In Shutts, a Kansas court applied Kansas law to a nationwide class, despite substantive differences between the relevant Kansas law and the laws of other states. The Supreme Court held that even though Kansas could assert personal jurisdiction over the non-resident class members, “it may not use this assumption of jurisdiction as an added weight in the scale when considering the permissible constitutional limits on choice of substantive law.” In other words, a state court “may not take a transaction with little or no relationship to the forum and apply the law of the forum in order to satisfy the procedural requirement that there be a ‘common question of law.’” Accordingly, the court held “that application of Kansas law to every claim in this case is sufficiently arbitrary and unfair as to exceed constitutional limits” imposed by the Due Process Clause of the Fourteenth Amendment to the U.S. Constitution.

Similarly, in Mazza, a federal district court certified a nationwide class of car buyers in an action alleging that a car manufacturer engaged in deceptive advertising.
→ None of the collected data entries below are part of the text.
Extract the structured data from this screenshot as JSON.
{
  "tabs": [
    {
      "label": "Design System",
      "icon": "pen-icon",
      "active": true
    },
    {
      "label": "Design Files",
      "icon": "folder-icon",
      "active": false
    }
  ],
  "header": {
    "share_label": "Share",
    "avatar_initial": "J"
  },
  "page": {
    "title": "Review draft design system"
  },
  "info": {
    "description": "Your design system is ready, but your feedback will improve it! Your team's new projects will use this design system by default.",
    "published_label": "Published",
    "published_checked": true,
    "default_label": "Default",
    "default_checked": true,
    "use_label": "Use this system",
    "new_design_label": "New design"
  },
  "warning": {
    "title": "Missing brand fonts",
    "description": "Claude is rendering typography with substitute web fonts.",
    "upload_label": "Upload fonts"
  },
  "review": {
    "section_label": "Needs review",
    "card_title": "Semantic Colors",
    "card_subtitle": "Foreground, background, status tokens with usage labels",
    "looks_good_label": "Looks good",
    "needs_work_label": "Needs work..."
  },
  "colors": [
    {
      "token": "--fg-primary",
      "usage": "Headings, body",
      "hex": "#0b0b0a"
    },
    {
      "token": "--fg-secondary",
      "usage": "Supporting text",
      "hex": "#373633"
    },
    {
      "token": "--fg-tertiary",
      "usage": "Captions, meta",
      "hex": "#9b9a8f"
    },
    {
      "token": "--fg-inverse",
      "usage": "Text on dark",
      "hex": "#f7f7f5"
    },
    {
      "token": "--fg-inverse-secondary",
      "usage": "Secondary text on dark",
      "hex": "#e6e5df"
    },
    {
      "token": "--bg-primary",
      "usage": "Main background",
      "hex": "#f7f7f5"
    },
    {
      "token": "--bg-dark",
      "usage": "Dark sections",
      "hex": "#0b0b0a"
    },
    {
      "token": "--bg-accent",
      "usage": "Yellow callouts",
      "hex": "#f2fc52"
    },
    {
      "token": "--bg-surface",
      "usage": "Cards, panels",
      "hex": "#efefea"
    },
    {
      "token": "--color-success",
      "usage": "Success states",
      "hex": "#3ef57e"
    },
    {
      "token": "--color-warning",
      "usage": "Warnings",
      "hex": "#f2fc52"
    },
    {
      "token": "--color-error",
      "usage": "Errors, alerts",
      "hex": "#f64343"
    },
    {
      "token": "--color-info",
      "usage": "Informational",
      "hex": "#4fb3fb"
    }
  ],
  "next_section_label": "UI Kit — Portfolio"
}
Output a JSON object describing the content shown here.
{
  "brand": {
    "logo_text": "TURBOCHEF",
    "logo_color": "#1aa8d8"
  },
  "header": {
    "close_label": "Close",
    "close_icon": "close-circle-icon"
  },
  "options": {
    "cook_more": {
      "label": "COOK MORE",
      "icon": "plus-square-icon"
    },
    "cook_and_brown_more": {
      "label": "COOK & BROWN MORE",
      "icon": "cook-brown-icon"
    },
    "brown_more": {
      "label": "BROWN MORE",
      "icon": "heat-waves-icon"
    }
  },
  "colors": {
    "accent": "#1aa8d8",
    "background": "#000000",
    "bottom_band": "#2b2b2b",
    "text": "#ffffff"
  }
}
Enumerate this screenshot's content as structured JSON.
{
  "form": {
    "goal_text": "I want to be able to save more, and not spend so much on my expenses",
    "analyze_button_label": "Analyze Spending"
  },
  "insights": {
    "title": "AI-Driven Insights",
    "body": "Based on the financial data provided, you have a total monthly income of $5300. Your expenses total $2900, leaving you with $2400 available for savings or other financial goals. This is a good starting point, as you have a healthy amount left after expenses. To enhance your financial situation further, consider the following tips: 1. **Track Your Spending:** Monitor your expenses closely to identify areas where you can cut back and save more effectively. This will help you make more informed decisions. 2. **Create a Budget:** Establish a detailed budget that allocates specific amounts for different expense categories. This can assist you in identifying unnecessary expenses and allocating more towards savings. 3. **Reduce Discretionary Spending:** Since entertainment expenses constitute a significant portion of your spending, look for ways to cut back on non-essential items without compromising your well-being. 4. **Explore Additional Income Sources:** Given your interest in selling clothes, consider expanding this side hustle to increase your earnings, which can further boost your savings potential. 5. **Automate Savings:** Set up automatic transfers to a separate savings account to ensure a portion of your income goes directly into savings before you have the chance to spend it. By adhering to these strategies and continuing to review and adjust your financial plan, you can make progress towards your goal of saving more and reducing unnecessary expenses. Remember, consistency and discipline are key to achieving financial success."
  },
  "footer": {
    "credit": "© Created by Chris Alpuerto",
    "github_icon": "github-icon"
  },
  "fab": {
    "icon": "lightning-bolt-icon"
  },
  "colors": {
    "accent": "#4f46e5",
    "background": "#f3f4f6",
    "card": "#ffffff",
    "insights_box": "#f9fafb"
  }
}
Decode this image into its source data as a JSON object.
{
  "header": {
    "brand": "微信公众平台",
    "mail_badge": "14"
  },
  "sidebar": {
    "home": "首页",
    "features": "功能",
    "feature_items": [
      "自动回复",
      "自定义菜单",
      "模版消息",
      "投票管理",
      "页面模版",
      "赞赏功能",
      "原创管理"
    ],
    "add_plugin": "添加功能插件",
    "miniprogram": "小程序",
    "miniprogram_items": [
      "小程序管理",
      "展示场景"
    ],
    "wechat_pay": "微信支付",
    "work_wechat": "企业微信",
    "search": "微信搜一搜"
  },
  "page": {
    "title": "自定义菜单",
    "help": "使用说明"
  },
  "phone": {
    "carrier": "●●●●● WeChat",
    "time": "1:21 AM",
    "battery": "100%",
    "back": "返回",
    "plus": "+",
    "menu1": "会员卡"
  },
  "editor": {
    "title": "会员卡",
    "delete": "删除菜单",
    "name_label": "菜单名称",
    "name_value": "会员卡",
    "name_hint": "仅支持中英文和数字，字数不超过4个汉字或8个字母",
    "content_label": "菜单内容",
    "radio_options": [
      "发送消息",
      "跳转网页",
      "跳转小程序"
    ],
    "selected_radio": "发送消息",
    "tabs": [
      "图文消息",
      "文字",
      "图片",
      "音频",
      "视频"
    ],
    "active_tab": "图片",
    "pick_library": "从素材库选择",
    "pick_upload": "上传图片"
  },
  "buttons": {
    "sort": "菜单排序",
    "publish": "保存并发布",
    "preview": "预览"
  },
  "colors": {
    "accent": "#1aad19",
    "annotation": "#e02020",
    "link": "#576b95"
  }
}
Although California’s false-advertising laws differ dramatically from those of other states, the plaintiffs persuaded the district court that California law should apply to the nationwide class because “no foreign state has ‘an interest in denying its citizens recovery under California’s potentially more comprehensive consumer protection laws.’” This argument is one that the plaintiffs’ class-action bar has been making with increasing frequency, in our experience. In Mazza, however, the 9th Circuit refused to accept it, and instead reversed the district court’s order certifying a nationwide class. As the 9th Circuit explained, “discounting or not recognizing each state’s valid interest in shielding out-of-state businesses from what the state may consider to be excessive litigation” runs counter to key federalism principles. Quoting State Farm Mutual Auto Insurance Co. v. Campbell—a landmark Supreme Court case involving the Due Process Clause in the punitive damages context—the Mazza court explained: “It is a principle of federalism that ‘each State may make its own reasoned judgment about what conduct is permitted or proscribed within its borders.’” Accordingly, the 9th Circuit held, “each class member’s consumer protection claim should be governed by the consumer protection laws of the jurisdiction in which the transaction took place.”

Importantly, the 9th Circuit’s approach is consistent with the Supreme Court’s pronouncements in other contexts—both due-process limitations on awards of punitive damages and the dormant commerce clause—that a “single state [cannot] impose its own policy choice on neighboring States” (BMW of N. Am., Inc. v. Gore,) nor “project its legislation into [other states].” (Brown-Forman Distillers Corp. v. New York State Liquor Auth. ) As such, defendants should not hesitate to use Mazza as persuasive authority outside of the 9th Circuit in opposing efforts to certify a nationwide or multi-state class.

With the increasing number of nationwide or multi-state class actions seeking to take advantage of plaintiff-friendly laws in a particular state, defendants need to be cognizant of the fact that such approaches frequently may raise due process and federalism concerns. When faced with these nationwide or multi-state class actions, defendants should consider making constitutional arguments in accord with Shutts or Mazza in addition to simply challenging to whether plaintiffs have met class-certification requirements.